Sicher, auch dieses Modell erlaubt gelungene, erfolgreiche Existenzen, bei denen alles genauso verläuft, wie sie es sich ausgemalt haben. Aber dieses Modell stellt keine gelungenen Bindungen her, weder zwischen Eheleuten, noch zwischen Eltern und Kindern, noch zwischen Lehrern und Schülern, noch zwischen Chefs und Malochern, noch zwischen Priestern und Gläubigen. Wer es gewohnt ist, bei jedem Anzeichen von Schwierigkeiten eher gegen das Prinzip vorzugehen als in sich selbst zu schauen und nachzuforschen, ob sich wegen eines größeren Zieles das Tragen des Kreuzes nicht vielleicht rentiert, wird sich zwangsläufig schon dann im Recht fühlen, wenn die Frage nach dem Recht noch nicht einmal gestellt ist und die ganze Debatte noch auf dem Level des Nutzens geführt wird.

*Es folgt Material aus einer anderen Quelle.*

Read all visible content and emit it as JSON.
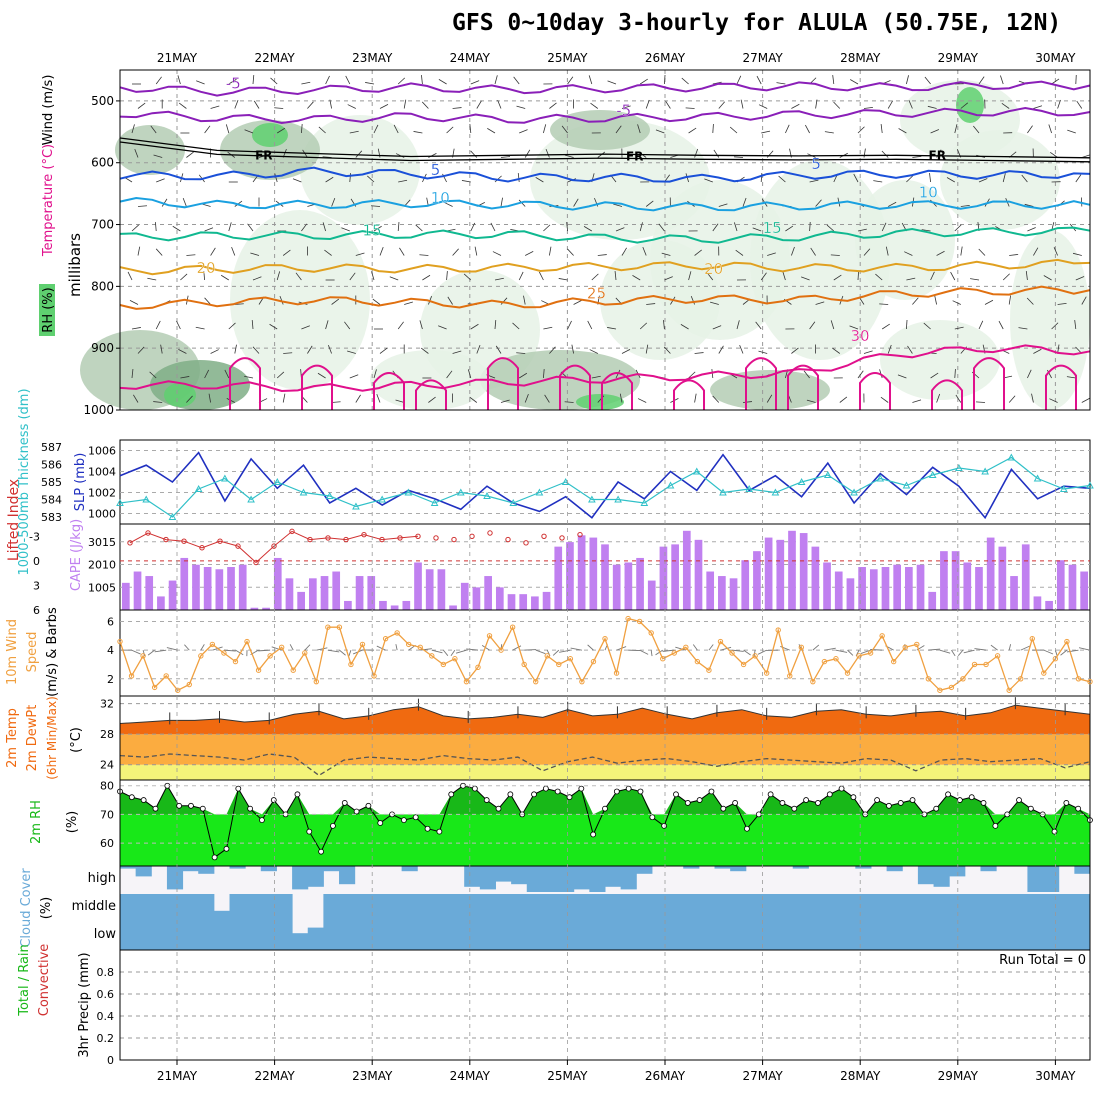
{
  "title": "GFS 0~10day 3-hourly for ALULA (50.75E, 12N)",
  "colors": {
    "rh_light": "#e6f2e6",
    "rh_mid": "#b4ccb4",
    "rh_dark": "#7fae86",
    "rh_bright": "#5fd070",
    "iso_m5": "#8a1fb8",
    "iso_5": "#1a50d8",
    "iso_10": "#1aa0e0",
    "iso_15": "#10b890",
    "iso_20": "#e0a020",
    "iso_25": "#e07010",
    "iso_30": "#e0108c",
    "slp": "#2030c0",
    "thickness": "#30c0c8",
    "lifted": "#d03030",
    "cape": "#c080f0",
    "wind10": "#f0a040",
    "temp_fill": "#f06a10",
    "temp_mid": "#fbac40",
    "temp_low": "#f4f47a",
    "rh2_fill": "#18e818",
    "rh2_dark": "#18b818",
    "cloud": "#6aaad8",
    "precip_grid": "#999999"
  },
  "chart_data": [
    {
      "type": "heatmap",
      "panel": "upper-air",
      "ylabel": "millibars",
      "legend_labels": [
        "RH (%)",
        "Temperature (°C)",
        "Wind (m/s)"
      ],
      "y_ticks": [
        500,
        600,
        700,
        800,
        900,
        1000
      ],
      "ylim": [
        450,
        1000
      ],
      "x_ticks": [
        "21MAY",
        "22MAY",
        "23MAY",
        "24MAY",
        "25MAY",
        "26MAY",
        "27MAY",
        "28MAY",
        "29MAY",
        "30MAY"
      ],
      "freezing_level_label": "FR",
      "freezing_level": [
        560,
        580,
        585,
        590,
        588,
        586,
        588,
        589,
        588,
        590,
        592
      ],
      "isotherms": [
        {
          "name": "-5",
          "values": [
            478,
            485,
            482,
            478,
            482,
            480,
            478,
            476,
            478,
            475,
            475
          ]
        },
        {
          "name": "-5",
          "values": [
            520,
            528,
            530,
            525,
            530,
            528,
            526,
            522,
            520,
            518,
            518
          ]
        },
        {
          "name": "5",
          "values": [
            620,
            622,
            614,
            618,
            624,
            624,
            626,
            620,
            618,
            620,
            618
          ]
        },
        {
          "name": "10",
          "values": [
            662,
            668,
            668,
            666,
            668,
            670,
            672,
            670,
            668,
            668,
            668
          ]
        },
        {
          "name": "15",
          "values": [
            720,
            718,
            718,
            716,
            716,
            722,
            724,
            720,
            714,
            712,
            710
          ]
        },
        {
          "name": "20",
          "values": [
            775,
            772,
            770,
            772,
            770,
            768,
            766,
            770,
            770,
            766,
            762
          ]
        },
        {
          "name": "25",
          "values": [
            832,
            826,
            822,
            826,
            830,
            824,
            820,
            822,
            812,
            808,
            806
          ]
        },
        {
          "name": "30",
          "values": [
            960,
            960,
            965,
            960,
            955,
            950,
            945,
            940,
            910,
            900,
            905
          ]
        }
      ],
      "isotherm_labels": [
        {
          "text": "-5",
          "x": 21.5,
          "y": 480,
          "series": "iso_m5"
        },
        {
          "text": "-5",
          "x": 25.5,
          "y": 524,
          "series": "iso_m5"
        },
        {
          "text": "5",
          "x": 23.6,
          "y": 620,
          "series": "iso_5"
        },
        {
          "text": "5",
          "x": 27.5,
          "y": 610,
          "series": "iso_5"
        },
        {
          "text": "10",
          "x": 23.6,
          "y": 665,
          "series": "iso_10"
        },
        {
          "text": "10",
          "x": 28.6,
          "y": 656,
          "series": "iso_10"
        },
        {
          "text": "15",
          "x": 22.9,
          "y": 718,
          "series": "iso_15"
        },
        {
          "text": "15",
          "x": 27.0,
          "y": 714,
          "series": "iso_15"
        },
        {
          "text": "20",
          "x": 21.2,
          "y": 778,
          "series": "iso_20"
        },
        {
          "text": "20",
          "x": 26.4,
          "y": 780,
          "series": "iso_20"
        },
        {
          "text": "25",
          "x": 25.2,
          "y": 820,
          "series": "iso_25"
        },
        {
          "text": "30",
          "x": 27.9,
          "y": 888,
          "series": "iso_30"
        }
      ]
    },
    {
      "type": "line",
      "panel": "slp-thickness",
      "series": [
        {
          "name": "SLP (mb)",
          "axis": "right",
          "ticks": [
            1000,
            1002,
            1004,
            1006
          ],
          "ylim": [
            999,
            1007
          ],
          "values": [
            1003.6,
            1004.6,
            1003.0,
            1005.8,
            1001.2,
            1005.2,
            1002.4,
            1004.6,
            1001.0,
            1002.4,
            1000.8,
            1002.2,
            1001.4,
            1000.4,
            1002.6,
            1001.0,
            1000.2,
            1001.6,
            999.6,
            1003.0,
            1001.4,
            1004.0,
            1002.2,
            1005.6,
            1002.2,
            1003.6,
            1001.6,
            1004.8,
            1001.0,
            1003.8,
            1001.8,
            1004.4,
            1002.6,
            999.6,
            1004.2,
            1001.4,
            1002.6,
            1002.4
          ]
        },
        {
          "name": "1000-500mb Thickness (dm)",
          "axis": "left",
          "ticks": [
            583,
            584,
            585,
            586,
            587
          ],
          "ylim": [
            582.6,
            587.4
          ],
          "values": [
            583.8,
            584.0,
            583.0,
            584.6,
            585.2,
            584.0,
            585.0,
            584.4,
            584.2,
            583.6,
            584.0,
            584.4,
            583.8,
            584.4,
            584.2,
            583.8,
            584.4,
            585.0,
            584.0,
            584.0,
            583.8,
            584.8,
            585.6,
            584.4,
            584.6,
            584.4,
            585.0,
            585.4,
            584.4,
            585.2,
            584.8,
            585.4,
            585.8,
            585.6,
            586.4,
            585.2,
            584.6,
            584.8
          ]
        }
      ]
    },
    {
      "type": "bar",
      "panel": "cape-lifted",
      "series": [
        {
          "name": "Lifted Index",
          "axis": "left",
          "type": "line",
          "ticks": [
            -3,
            0,
            3,
            6
          ],
          "tick_labels": [
            "-3",
            "0",
            "3",
            "6"
          ],
          "values": [
            -2.2,
            -3.4,
            -2.6,
            -2.4,
            -1.6,
            -2.4,
            -1.8,
            0.2,
            -1.8,
            -3.6,
            -2.6,
            -2.8,
            -2.6,
            -3.2,
            -2.6,
            -2.8,
            -3.0,
            -2.8,
            -2.6,
            -3.0,
            -3.4,
            -2.6,
            -2.2,
            -3.0,
            -2.8,
            -3.2
          ]
        },
        {
          "name": "CAPE (J/kg)",
          "axis": "right",
          "ticks": [
            1005,
            2010,
            3015
          ],
          "values": [
            1200,
            1700,
            1500,
            600,
            1300,
            2300,
            2000,
            1900,
            1800,
            1900,
            2000,
            100,
            100,
            2300,
            1400,
            800,
            1400,
            1500,
            1700,
            400,
            1500,
            1500,
            400,
            200,
            400,
            2100,
            1800,
            1800,
            200,
            1200,
            1000,
            1500,
            1000,
            700,
            700,
            600,
            800,
            2800,
            3000,
            3300,
            3200,
            2900,
            2000,
            2100,
            2300,
            1300,
            2800,
            2900,
            3500,
            3100,
            1700,
            1500,
            1400,
            2200,
            2600,
            3200,
            3100,
            3500,
            3400,
            2800,
            2100,
            1700,
            1400,
            1900,
            1800,
            1900,
            2000,
            1900,
            2000,
            800,
            2600,
            2600,
            2100,
            1900,
            3200,
            2800,
            1500,
            2900,
            600,
            400,
            2200,
            2000,
            1700
          ]
        }
      ],
      "ylim": [
        0,
        3800
      ]
    },
    {
      "type": "line",
      "panel": "wind10",
      "ylabel": "10m Wind Speed (m/s) & Barbs",
      "ticks": [
        2,
        4,
        6
      ],
      "ylim": [
        0.8,
        6.8
      ],
      "values": [
        4.6,
        2.2,
        3.6,
        1.4,
        2.2,
        1.2,
        1.6,
        3.6,
        4.4,
        3.8,
        3.2,
        4.6,
        2.6,
        3.6,
        4.2,
        2.6,
        3.8,
        1.8,
        5.6,
        5.6,
        3.0,
        4.4,
        2.2,
        4.8,
        5.2,
        4.4,
        4.2,
        3.6,
        3.0,
        3.4,
        1.8,
        2.8,
        5.0,
        4.0,
        5.6,
        3.0,
        1.8,
        3.6,
        3.0,
        3.4,
        1.8,
        3.2,
        4.8,
        2.4,
        6.2,
        6.0,
        5.2,
        3.4,
        3.8,
        4.2,
        3.2,
        2.6,
        4.6,
        3.8,
        3.0,
        3.6,
        2.4,
        5.4,
        2.2,
        4.2,
        1.8,
        3.2,
        3.4,
        2.4,
        3.6,
        3.8,
        5.0,
        3.2,
        4.2,
        4.4,
        2.0,
        1.2,
        1.4,
        2.0,
        3.0,
        3.0,
        3.6,
        1.2,
        2.0,
        4.8,
        2.4,
        3.4,
        4.6,
        2.0,
        1.8
      ]
    },
    {
      "type": "area",
      "panel": "temp2m",
      "ylabel": "2m Temp 2m DewPt (6hr Min/Max) (°C)",
      "ticks": [
        24,
        28,
        32
      ],
      "ylim": [
        22,
        33
      ],
      "series": [
        {
          "name": "2m Temp",
          "values": [
            29.4,
            29.6,
            29.8,
            29.8,
            30.0,
            29.6,
            29.8,
            30.6,
            31.0,
            30.0,
            30.4,
            31.2,
            31.6,
            30.4,
            30.0,
            30.2,
            30.6,
            30.2,
            31.2,
            30.4,
            30.6,
            31.4,
            30.6,
            30.0,
            30.8,
            31.2,
            30.4,
            30.2,
            31.0,
            31.2,
            30.6,
            30.4,
            30.8,
            31.0,
            30.4,
            30.8,
            31.8,
            31.4,
            31.0,
            30.6
          ]
        },
        {
          "name": "2m DewPt",
          "values": [
            25.2,
            25.0,
            25.4,
            25.2,
            25.0,
            24.6,
            25.4,
            25.0,
            22.6,
            24.6,
            25.0,
            24.8,
            24.6,
            25.2,
            24.8,
            24.6,
            25.0,
            23.2,
            24.4,
            25.0,
            24.2,
            24.6,
            24.8,
            24.4,
            23.8,
            24.4,
            24.8,
            24.6,
            24.4,
            24.2,
            24.8,
            24.6,
            23.2,
            24.6,
            24.8,
            24.4,
            24.6,
            24.8,
            23.6,
            24.4
          ]
        }
      ]
    },
    {
      "type": "area",
      "panel": "rh2m",
      "ylabel": "2m RH (%)",
      "ticks": [
        60,
        70,
        80
      ],
      "ylim": [
        52,
        82
      ],
      "values": [
        78,
        76,
        75,
        72,
        80,
        73,
        73,
        72,
        55,
        58,
        79,
        72,
        68,
        75,
        70,
        77,
        64,
        57,
        66,
        74,
        71,
        73,
        67,
        70,
        68,
        69,
        65,
        64,
        77,
        80,
        79,
        75,
        72,
        77,
        70,
        77,
        79,
        78,
        76,
        79,
        63,
        72,
        78,
        79,
        78,
        69,
        66,
        77,
        74,
        75,
        78,
        72,
        74,
        65,
        70,
        77,
        74,
        72,
        75,
        74,
        77,
        79,
        76,
        70,
        75,
        73,
        74,
        75,
        70,
        72,
        77,
        75,
        76,
        74,
        66,
        70,
        75,
        72,
        70,
        64,
        74,
        72,
        68
      ]
    },
    {
      "type": "area",
      "panel": "cloud-cover",
      "ylabel": "Cloud Cover (%)",
      "levels": [
        "high",
        "middle",
        "low"
      ],
      "high": [
        0.1,
        0.4,
        0.0,
        0.9,
        0.2,
        0.3,
        0.0,
        0.1,
        0.0,
        0.2,
        0.0,
        0.9,
        0.8,
        0.2,
        0.7,
        0.0,
        0.0,
        0.0,
        0.2,
        0.0,
        0.0,
        0.0,
        0.8,
        0.9,
        0.6,
        0.7,
        1.0,
        1.0,
        1.0,
        0.9,
        1.0,
        0.8,
        0.9,
        0.3,
        0.0,
        0.0,
        0.1,
        0.0,
        0.1,
        0.2,
        0.0,
        0.0,
        0.0,
        0.1,
        0.0,
        0.0,
        0.0,
        0.1,
        0.0,
        0.2,
        0.0,
        0.7,
        0.8,
        0.4,
        0.0,
        0.2,
        0.0,
        0.0,
        1.0,
        1.0,
        0.0,
        0.3
      ],
      "middle": [
        1.0,
        1.0,
        1.0,
        1.0,
        1.0,
        1.0,
        0.7,
        1.0,
        1.0,
        1.0,
        1.0,
        0.3,
        0.4,
        1.0,
        1.0,
        1.0,
        1.0,
        1.0,
        1.0,
        1.0,
        1.0,
        1.0,
        1.0,
        1.0,
        1.0,
        1.0,
        1.0,
        1.0,
        1.0,
        1.0,
        1.0,
        1.0,
        1.0,
        1.0,
        1.0,
        1.0,
        1.0,
        1.0,
        1.0,
        1.0,
        1.0,
        1.0,
        1.0,
        1.0,
        1.0,
        1.0,
        1.0,
        1.0,
        1.0,
        1.0,
        1.0,
        1.0,
        1.0,
        1.0,
        1.0,
        1.0,
        1.0,
        1.0,
        1.0,
        1.0,
        1.0,
        1.0
      ]
    },
    {
      "type": "bar",
      "panel": "precip",
      "ylabel": "3hr Precip (mm)",
      "legend_labels": [
        "Total / Rain",
        "Convective"
      ],
      "ticks": [
        0,
        0.2,
        0.4,
        0.6,
        0.8
      ],
      "ylim": [
        0,
        1
      ],
      "run_total_label": "Run Total = 0",
      "values": []
    }
  ]
}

Und das führt uns dann eben zur Entchristianisierung Europas. Wer angesichts von der Katholischen Kirche geäußerter unangenehmer Sätze lieber so tut, als existiere Gott nicht oder als habe seine Existentz keine wirkliche Bedeutung (Die "Dann tret ich eben aus und meditiere im Wald"-Bande), wer darüberhinaus den Ball sofort zurückwirft und - anstatt über die ausgesprochenen Sätze nachzudenken - der Kirche hysterisch-groteske bis übertrieben-närrische Anschuldigungen entgegenschleudert, der offenbart viel zu viel Ungelassenheit, als daß ich dies nicht seinem ins Mark getroffenen Gewissen zuschreiben könnte. Aber: Die Lösung ist ja eben nicht der reinigende Blick nach Innen, sondern die Mobilmachung gegen das Prinzip.

Ein Teufelskreis - im wahrsten Sinne des Wortes - an dessen Ausweitung wir munter weiter arbeiten. Oder, in diesem Fall: ... an dessen Ausweitung sie munter weiter arbeiten. Denn ich habe daran keinen Anteil und werde daran keinen Anteil haben, auch wenn es mich vielleicht irgendwann einmal viel kosten wird.